Using a class with operator() overloaded (functor).

class Functor {
public:
    int x = 0;
    int operator()() {
        return ++x;
    }
};

void test2() {
    Functor func;
    std::cout << std::boolalpha << (func() == func()) << std::endl;
}

1.2. Chain Adding

Now consider a functon that can be called in a chain: add(1) = 1, add(1)(2) = 3, add(1)(2)(3) = 6, etc. It should also support comparisons like add(1) == 1, and operations like add(1) + 3, add(1) - 3.
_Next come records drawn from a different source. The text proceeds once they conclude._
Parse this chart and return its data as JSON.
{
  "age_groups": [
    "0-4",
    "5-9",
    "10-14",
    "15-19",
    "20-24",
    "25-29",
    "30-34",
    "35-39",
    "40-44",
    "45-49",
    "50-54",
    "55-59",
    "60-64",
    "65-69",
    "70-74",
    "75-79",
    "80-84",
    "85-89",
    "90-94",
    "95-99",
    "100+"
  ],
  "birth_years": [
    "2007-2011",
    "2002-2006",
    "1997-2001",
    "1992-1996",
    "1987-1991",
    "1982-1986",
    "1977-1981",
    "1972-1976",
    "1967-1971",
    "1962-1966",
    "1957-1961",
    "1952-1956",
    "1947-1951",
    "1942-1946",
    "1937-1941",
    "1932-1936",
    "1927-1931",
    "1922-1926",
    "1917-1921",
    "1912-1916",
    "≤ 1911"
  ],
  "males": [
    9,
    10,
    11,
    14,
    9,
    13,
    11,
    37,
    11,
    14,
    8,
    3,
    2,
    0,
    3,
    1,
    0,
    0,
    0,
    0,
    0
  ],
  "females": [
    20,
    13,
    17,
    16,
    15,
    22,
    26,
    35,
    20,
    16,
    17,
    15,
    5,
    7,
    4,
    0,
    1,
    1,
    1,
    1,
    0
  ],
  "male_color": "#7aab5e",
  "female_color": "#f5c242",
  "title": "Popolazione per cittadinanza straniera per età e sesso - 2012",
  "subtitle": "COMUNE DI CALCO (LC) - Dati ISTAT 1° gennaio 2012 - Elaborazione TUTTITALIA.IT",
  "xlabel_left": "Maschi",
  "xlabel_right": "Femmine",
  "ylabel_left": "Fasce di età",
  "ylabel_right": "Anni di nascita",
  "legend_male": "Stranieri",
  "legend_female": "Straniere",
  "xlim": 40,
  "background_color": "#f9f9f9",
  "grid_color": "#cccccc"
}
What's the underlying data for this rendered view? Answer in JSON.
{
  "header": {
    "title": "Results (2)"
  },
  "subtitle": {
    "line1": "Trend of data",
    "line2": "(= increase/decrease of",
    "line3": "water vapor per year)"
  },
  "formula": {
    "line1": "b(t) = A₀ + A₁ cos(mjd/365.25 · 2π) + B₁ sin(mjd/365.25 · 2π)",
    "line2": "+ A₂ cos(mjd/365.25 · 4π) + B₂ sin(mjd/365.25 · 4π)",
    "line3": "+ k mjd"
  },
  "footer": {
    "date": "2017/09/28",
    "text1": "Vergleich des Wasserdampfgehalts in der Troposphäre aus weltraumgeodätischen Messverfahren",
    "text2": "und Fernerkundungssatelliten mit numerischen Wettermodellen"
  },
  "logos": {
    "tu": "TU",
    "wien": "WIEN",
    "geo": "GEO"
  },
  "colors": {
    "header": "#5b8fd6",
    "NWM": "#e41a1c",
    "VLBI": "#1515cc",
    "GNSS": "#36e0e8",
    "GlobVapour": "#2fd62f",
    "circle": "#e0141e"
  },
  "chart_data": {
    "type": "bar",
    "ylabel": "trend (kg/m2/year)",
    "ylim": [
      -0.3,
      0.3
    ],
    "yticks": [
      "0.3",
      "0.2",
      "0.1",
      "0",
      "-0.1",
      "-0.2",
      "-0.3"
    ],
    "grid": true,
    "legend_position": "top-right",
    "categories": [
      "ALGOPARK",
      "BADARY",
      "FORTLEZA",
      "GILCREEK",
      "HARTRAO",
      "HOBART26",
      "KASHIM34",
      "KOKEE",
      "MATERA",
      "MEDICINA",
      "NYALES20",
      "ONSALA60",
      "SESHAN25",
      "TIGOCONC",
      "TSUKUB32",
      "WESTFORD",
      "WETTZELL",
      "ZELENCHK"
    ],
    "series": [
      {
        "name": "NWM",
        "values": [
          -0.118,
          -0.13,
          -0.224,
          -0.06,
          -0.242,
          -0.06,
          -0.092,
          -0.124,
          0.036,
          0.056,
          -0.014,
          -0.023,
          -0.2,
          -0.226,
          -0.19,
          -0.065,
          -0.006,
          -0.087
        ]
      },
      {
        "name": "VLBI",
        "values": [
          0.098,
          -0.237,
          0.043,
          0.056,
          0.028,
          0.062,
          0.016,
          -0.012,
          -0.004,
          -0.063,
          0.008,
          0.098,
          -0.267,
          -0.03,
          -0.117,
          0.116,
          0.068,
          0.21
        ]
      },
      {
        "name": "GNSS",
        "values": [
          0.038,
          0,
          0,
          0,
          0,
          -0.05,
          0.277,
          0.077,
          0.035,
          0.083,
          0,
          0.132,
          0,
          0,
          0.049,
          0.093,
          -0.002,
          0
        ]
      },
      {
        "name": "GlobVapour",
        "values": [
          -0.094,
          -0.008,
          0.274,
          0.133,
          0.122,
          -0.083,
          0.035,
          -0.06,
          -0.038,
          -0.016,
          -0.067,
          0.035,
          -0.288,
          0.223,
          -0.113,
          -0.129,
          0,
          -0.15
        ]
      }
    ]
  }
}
• The function add(1) should return a callable object that can accept further arguments (chainable).
• This suggests returning *this from operator(), enabling chaining.
• For comparisons, overload operator==.
• For arithmetic, overload operator+ and operator-.
• For output, overload <<.
• Alternatively, define an implicit conversion to int to simplify comparisons, arithmetic, and output.

class Functor {
public:
    int value;
    
    Functor() : value(0) {}
    Functor(int x) : value(x) {}
    
    Functor& operator()(int val) {
        value += val;
        return *this;
    }
    
    bool operator==(int x) const {
        return value == x;
    }
    
    Functor& operator-(int x) {
        value -= x;
        return *this;
    }
    
    Functor& operator+(int x) {
        value += x;
        return *this;
    }
    
    friend std::ostream& operator<<(std::ostream& out, const Functor& f) {
        out << f.value;
        return out;
    }
    
    // Implicit conversion to int (can replace ==, arithmetic, and <<)
    // operator int() const { return value; }
};

int main() {
    Functor f1;
    f1(1);
    std::cout << f1.value << std::endl;
    
    Functor f2;
    f2(1)(2);
    std::cout << f2.value << std::endl;
    
    Functor f3;
    std::cout << std::boolalpha << (f3(1) == 1) << std::endl;
    
    Functor f4(1);
    f4 = f4 - 2;
    f4 = f4 + 5;
    std::cout << f4.value << std::endl;
    std::cout << f4 << std::endl;
    
    return 0;
}

This demonstrates operator overloading and object-oriented design in C++.

1.3. Currying Process

The chaining above is a form of currying. This is also seen in lambdas that return lambdas:

// Equivalent: add(1, 2) -> add(1)(2)
void test4() {
    auto add = [](int x) {
        return [x](int y) {
            return x + y;
        };
    };
    std::cout << add(1)(2) << std::endl;
}

2. std::bind

std::bind is used for partial function application (binding arguments).

#include <iostream>
#include <functional>

int add(int a, int b) {
    std::cout << "a = " << a << ", b = " << b << std::endl;
    return a + b;
}

int main() {
    using namespace std::placeholders;
    
    auto f1 = std::bind(add, 1, _1);
    std::cout << f1(2) << std::endl;  // Calls add(1,2)
    
    auto f2 = std::bind(add, _1, 1);
    std::cout << f2(2) << std::endl;  // Calls add(2,1)
    
    std::cout << std::bind(add, 1, _1)(2) << std::endl;
    std::cout << std::bind(add, _1, _2)(3, 4) << std::endl;
    std::cout << std::bind(add, _2, _1)(3, 4) << std::endl;
    std::cout << std::bind(add, _1, _1)(3, 4) << std::endl;
    std::cout << std::bind(add, _2, _2)(3, 4) << std::endl;
    
    // C++20: std::bind_front
    // std::cout << std::bind_front(add, 1)(2) << std::endl;
    // C++23: std::bind_back
    // std::cout << std::bind_back(add, 2)(1) << std::endl;
    
    return 0;
}

• The placeholder _i refers to the i-th argument of the resulting callable.
• Multiple placeholders can map to the same argument.
• std::bind is closely related to perfect forwarding and std::forward.